------------------------------------------------------------------------------------------------------------------------------------------
Aku berjalan- dengan tenangnya dan kemudian duduk diatas kursi-ku. Menatap sekeliling dan kembali menatap lurus kedepan, aku memindahkan vas bunga diatas meja tepat dihadapan wajahku agar aku tak perlu melihat siapa yang akan mengajar hari ini.
Bel pun berbunyi tak butuh waktu lama bagi murid Maxemeers untuk masuk dan duduk rapih seperti domba yang di gembala dan sang penggembala tak lain dan tak bukan adalah guru kami, ups wali kelas maksudku, aku heran ini bukan pelajarannya namun dia masuk sepertinya ada suatu hal yang akan disampaikannya.

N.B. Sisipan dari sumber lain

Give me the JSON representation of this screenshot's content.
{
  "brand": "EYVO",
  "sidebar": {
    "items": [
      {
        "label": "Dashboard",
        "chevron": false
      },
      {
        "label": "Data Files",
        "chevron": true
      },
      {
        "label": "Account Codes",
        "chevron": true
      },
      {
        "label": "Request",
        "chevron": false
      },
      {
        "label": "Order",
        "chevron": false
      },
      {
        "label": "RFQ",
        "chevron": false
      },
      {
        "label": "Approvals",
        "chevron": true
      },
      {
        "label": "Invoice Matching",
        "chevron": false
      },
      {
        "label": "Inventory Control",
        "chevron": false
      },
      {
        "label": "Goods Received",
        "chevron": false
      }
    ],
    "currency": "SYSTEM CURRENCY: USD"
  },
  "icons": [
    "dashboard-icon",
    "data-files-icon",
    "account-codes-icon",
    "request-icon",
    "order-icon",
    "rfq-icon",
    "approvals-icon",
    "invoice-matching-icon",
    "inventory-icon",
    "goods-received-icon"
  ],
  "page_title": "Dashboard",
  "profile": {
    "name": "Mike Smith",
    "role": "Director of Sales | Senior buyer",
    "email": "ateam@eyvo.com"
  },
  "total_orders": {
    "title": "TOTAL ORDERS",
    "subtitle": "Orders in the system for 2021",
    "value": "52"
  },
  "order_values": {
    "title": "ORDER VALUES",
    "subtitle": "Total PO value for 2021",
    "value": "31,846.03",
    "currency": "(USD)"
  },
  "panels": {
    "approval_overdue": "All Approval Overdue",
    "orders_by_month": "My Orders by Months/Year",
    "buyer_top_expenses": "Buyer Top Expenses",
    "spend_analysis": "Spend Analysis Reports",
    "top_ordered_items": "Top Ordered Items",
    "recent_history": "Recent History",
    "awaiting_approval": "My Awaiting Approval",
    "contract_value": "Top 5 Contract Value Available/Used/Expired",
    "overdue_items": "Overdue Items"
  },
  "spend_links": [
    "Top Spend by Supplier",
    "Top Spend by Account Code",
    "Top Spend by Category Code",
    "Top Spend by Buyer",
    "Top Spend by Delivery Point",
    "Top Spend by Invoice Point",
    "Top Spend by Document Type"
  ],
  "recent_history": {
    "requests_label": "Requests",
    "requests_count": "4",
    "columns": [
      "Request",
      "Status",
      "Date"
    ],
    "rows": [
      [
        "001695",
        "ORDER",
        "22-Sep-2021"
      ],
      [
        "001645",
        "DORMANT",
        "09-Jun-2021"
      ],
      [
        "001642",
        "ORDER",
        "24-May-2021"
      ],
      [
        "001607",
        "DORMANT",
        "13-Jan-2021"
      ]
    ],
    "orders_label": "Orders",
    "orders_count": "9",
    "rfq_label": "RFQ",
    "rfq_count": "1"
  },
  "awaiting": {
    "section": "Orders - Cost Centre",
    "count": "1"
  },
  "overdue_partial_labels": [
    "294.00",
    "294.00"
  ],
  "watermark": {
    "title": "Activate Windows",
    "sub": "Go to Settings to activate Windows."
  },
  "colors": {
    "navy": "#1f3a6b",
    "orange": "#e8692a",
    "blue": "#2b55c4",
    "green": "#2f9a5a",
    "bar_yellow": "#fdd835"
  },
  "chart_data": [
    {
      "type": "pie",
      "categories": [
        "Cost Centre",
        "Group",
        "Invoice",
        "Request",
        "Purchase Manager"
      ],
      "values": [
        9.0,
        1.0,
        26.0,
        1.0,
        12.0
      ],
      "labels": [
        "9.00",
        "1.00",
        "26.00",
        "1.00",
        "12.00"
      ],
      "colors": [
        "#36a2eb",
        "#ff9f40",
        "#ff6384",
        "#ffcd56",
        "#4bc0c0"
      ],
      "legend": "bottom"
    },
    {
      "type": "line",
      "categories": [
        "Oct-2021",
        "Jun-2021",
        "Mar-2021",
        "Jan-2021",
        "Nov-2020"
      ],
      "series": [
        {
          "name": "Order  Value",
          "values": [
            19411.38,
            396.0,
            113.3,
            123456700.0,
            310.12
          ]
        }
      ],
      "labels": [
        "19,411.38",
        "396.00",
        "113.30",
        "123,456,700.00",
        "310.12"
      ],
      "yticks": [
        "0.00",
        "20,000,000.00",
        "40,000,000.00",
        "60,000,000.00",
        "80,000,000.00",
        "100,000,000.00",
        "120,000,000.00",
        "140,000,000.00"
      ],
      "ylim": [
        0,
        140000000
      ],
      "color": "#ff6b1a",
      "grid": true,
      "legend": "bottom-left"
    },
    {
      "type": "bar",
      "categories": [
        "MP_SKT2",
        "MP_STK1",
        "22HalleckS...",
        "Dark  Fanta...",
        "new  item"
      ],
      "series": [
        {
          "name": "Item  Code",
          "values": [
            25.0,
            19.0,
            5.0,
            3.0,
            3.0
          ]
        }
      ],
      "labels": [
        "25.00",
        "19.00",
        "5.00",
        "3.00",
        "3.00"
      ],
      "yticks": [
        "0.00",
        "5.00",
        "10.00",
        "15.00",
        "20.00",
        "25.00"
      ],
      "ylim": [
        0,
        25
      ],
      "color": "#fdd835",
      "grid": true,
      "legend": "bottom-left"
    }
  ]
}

"Baiklah. Saya tidak akan lama disini." Mulai wali kelasku itu, Mrs. Deb kependekkan dari Deborah.
"Saya tidak bertele-tele. Akan ada murid baru di sekolah ini. Silahkan masuk nak, perkenalkan dirimu dan 'bersenang-senanglah'." Ujar Mrs. Deb pada akhirnya lalu keluar dan pada saat itu pula seorang murid lelaki berpakaian seragam seperti kami namun dengan wajah yang nampak asing masuk.
Dia tersenyum kepada kami, "Hai semua. Aku.. Um. Aku Evan. Evan D. Carter. Semoga aku dapat kerasan disini, salam kenal."
Sungguh, aku memandang ke arah murid lain ada yang membalas senyumnya, ada yang bertepuk tangan, mereka semua sangat excited. Bandingkan saat aku masuk sebagai murid baru disini, tatapan tajam, membunuh, menjijikkan, merendahkan, bahkan Mrs. Deb tidak mengantarku barang sedetik-pun sehingga aku terpaksa masuk sendiri setelah diusir dari ruang administrasi.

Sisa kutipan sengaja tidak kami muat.